Jane Goodall accepts honorary degree from Western
A new research award will support Western graduate students following in her footsteps
World-renowned primatologist Jane Goodall received an honorary degree from Western University on Wednesday at a special convocation ceremony.
The 84-year-old chimpanzee researcher accepted the degree with an impassioned speech about the obstacles she has overcome to get to where she is today. She encouraged members of the audience to consider the impact that even the smallest of our actions make.
"We've got one planet — planet earth. How is it that the most intellectual being that has ever walked this planet is destroying it?" Goodall said. "If we start making ethical choices then we shall move toward a better world."
New research award
Following Goodall's speech, Western announced the creation of the Jane Goodall Research Award.
The $5,000 award will provide financial support to graduate students interested in how the Jane Goodall Institute of Canada is affecting ape populations abroad.

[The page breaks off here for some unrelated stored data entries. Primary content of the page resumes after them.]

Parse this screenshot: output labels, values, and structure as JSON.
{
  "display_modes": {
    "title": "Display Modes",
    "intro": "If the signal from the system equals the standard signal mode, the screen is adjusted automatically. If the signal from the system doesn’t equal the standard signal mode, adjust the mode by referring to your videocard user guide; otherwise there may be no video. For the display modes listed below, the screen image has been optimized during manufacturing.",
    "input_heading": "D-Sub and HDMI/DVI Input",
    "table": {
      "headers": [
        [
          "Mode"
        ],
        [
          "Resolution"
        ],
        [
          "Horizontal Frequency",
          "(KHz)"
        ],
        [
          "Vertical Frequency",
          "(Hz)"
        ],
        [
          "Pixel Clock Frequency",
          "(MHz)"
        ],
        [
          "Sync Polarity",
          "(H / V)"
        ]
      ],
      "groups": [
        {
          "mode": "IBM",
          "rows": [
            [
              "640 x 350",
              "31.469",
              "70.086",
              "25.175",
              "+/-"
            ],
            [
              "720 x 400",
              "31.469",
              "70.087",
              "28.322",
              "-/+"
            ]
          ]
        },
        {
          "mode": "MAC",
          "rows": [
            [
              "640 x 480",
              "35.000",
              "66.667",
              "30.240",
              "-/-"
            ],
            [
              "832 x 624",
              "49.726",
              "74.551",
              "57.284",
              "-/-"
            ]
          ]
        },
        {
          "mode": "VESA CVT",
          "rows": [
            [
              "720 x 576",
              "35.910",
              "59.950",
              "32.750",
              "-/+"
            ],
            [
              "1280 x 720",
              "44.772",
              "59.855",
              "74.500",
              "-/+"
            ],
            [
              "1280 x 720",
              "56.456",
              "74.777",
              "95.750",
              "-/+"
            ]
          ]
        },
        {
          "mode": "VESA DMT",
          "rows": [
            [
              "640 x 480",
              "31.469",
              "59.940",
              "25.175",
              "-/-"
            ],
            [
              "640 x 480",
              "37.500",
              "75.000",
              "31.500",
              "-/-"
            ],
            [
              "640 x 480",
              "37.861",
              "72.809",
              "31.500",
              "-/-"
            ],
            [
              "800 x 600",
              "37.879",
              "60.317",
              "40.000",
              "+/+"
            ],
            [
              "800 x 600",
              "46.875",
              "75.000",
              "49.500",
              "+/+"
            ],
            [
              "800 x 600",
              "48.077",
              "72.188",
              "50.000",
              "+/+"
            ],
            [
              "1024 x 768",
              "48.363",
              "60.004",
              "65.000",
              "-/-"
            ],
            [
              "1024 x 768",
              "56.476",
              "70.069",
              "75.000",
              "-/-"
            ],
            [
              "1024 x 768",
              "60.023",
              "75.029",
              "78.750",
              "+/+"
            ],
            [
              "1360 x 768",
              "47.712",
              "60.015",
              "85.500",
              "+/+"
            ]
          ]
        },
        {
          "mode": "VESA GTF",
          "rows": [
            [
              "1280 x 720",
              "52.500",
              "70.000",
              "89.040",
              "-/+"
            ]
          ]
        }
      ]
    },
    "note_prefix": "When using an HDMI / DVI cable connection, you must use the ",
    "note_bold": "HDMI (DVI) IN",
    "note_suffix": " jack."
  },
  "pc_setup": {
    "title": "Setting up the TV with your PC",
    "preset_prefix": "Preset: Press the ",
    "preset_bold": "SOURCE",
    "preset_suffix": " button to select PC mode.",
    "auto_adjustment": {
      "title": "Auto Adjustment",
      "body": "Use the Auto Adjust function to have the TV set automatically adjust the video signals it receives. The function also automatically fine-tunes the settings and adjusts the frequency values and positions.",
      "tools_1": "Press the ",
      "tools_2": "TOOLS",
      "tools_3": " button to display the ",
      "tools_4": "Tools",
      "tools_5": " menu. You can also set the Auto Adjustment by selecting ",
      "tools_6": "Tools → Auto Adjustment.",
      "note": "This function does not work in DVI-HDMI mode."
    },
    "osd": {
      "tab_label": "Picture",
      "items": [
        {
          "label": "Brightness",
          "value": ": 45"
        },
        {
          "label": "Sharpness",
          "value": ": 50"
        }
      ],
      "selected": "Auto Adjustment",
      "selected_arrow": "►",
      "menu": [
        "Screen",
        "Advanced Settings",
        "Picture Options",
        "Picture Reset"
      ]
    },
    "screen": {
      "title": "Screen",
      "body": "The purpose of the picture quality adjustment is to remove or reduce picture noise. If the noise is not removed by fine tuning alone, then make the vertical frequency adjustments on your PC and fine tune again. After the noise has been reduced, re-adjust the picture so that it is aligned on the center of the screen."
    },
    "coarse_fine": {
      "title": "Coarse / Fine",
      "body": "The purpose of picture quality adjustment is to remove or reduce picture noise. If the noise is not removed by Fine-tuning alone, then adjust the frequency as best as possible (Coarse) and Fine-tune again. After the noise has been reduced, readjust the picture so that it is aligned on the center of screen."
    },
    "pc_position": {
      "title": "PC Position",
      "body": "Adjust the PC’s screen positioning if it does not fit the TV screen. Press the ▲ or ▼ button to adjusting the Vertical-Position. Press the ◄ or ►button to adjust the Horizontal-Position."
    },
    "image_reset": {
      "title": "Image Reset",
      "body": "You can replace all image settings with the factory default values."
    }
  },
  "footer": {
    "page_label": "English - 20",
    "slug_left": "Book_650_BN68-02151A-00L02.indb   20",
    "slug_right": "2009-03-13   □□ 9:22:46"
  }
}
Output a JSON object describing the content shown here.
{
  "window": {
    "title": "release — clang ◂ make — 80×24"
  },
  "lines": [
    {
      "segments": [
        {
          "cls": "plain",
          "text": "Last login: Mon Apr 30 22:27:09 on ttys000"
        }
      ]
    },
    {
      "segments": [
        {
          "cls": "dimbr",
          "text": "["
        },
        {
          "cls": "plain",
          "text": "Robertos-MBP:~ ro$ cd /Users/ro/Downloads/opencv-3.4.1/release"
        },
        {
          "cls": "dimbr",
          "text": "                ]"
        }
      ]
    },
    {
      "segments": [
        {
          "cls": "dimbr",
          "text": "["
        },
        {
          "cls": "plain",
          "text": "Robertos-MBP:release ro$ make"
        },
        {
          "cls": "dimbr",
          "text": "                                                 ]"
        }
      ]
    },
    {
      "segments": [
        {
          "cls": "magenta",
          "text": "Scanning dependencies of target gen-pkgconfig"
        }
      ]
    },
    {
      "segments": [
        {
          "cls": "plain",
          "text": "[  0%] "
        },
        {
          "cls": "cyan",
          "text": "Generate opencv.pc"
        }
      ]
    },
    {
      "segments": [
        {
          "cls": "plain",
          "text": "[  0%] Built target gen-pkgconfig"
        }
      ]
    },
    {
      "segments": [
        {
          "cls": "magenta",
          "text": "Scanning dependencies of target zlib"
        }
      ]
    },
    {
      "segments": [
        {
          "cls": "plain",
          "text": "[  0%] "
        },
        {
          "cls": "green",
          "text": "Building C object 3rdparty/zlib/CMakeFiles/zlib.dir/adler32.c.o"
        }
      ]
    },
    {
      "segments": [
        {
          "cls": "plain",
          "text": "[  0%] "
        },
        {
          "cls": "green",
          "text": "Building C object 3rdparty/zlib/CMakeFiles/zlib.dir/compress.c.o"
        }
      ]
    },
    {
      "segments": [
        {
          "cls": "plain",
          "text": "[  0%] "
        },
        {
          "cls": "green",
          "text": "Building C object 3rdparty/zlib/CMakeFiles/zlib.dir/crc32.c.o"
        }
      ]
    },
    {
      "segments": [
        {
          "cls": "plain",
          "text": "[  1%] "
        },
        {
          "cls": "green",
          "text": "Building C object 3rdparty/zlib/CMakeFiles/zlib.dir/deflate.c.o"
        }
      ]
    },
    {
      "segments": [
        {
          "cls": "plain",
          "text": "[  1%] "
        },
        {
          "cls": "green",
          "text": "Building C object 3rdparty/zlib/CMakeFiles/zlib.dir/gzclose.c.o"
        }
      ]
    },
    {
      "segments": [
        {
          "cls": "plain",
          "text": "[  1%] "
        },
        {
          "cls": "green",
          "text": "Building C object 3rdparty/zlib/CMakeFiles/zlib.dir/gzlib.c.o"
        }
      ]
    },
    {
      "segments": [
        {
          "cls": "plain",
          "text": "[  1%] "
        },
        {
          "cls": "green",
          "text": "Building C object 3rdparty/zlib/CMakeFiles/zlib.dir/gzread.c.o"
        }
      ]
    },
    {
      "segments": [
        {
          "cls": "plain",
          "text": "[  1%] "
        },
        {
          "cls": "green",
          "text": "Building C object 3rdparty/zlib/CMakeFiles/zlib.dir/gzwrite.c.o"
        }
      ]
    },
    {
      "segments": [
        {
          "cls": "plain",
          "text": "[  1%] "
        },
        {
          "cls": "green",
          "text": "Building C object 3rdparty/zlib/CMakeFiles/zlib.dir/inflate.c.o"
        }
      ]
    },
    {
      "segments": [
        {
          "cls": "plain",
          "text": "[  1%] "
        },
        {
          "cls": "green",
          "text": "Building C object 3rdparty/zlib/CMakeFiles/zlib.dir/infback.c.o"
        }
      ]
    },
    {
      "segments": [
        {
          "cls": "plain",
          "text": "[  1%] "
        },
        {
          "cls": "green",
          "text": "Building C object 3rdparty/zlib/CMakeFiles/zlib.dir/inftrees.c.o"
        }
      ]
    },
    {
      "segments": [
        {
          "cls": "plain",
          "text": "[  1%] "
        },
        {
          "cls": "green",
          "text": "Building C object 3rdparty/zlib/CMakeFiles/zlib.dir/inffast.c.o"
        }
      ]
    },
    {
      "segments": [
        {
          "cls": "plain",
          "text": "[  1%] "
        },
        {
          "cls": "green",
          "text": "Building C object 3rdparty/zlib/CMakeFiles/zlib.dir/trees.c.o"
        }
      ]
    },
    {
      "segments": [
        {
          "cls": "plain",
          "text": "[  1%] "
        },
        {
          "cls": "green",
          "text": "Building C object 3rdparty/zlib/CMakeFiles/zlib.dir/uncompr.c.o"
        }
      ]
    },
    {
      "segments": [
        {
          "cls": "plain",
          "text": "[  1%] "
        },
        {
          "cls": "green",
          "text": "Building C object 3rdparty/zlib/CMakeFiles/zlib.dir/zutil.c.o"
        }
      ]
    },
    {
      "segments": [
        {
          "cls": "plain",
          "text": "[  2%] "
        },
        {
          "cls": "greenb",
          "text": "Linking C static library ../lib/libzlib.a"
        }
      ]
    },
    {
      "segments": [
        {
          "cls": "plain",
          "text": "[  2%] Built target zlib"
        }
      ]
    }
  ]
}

Sam Trosow, of the faculty of law, said he found it inspiring to sit so close to such an important public figure.
"Some of the things she said were just so important that I hope the university takes [them] very seriously," he said.
11-year-old Anika Renaud was also inspired by Goodall's speech.
Goodall took a few questions from the audience including one from Renaud who asked about how it felt to have people doubt her.
"I thought it was a really, really touching ... and good message," said Renaud. "I think I'll take [what she said] further in life."
Goodall began researching chimpanzees in Tanzania in the 1960s.
She's since founded the Jane Goodall Institute, opened Africa's largest chimpanzee sanctuary and rehabilitation centre and published more than 20 books on her discoveries.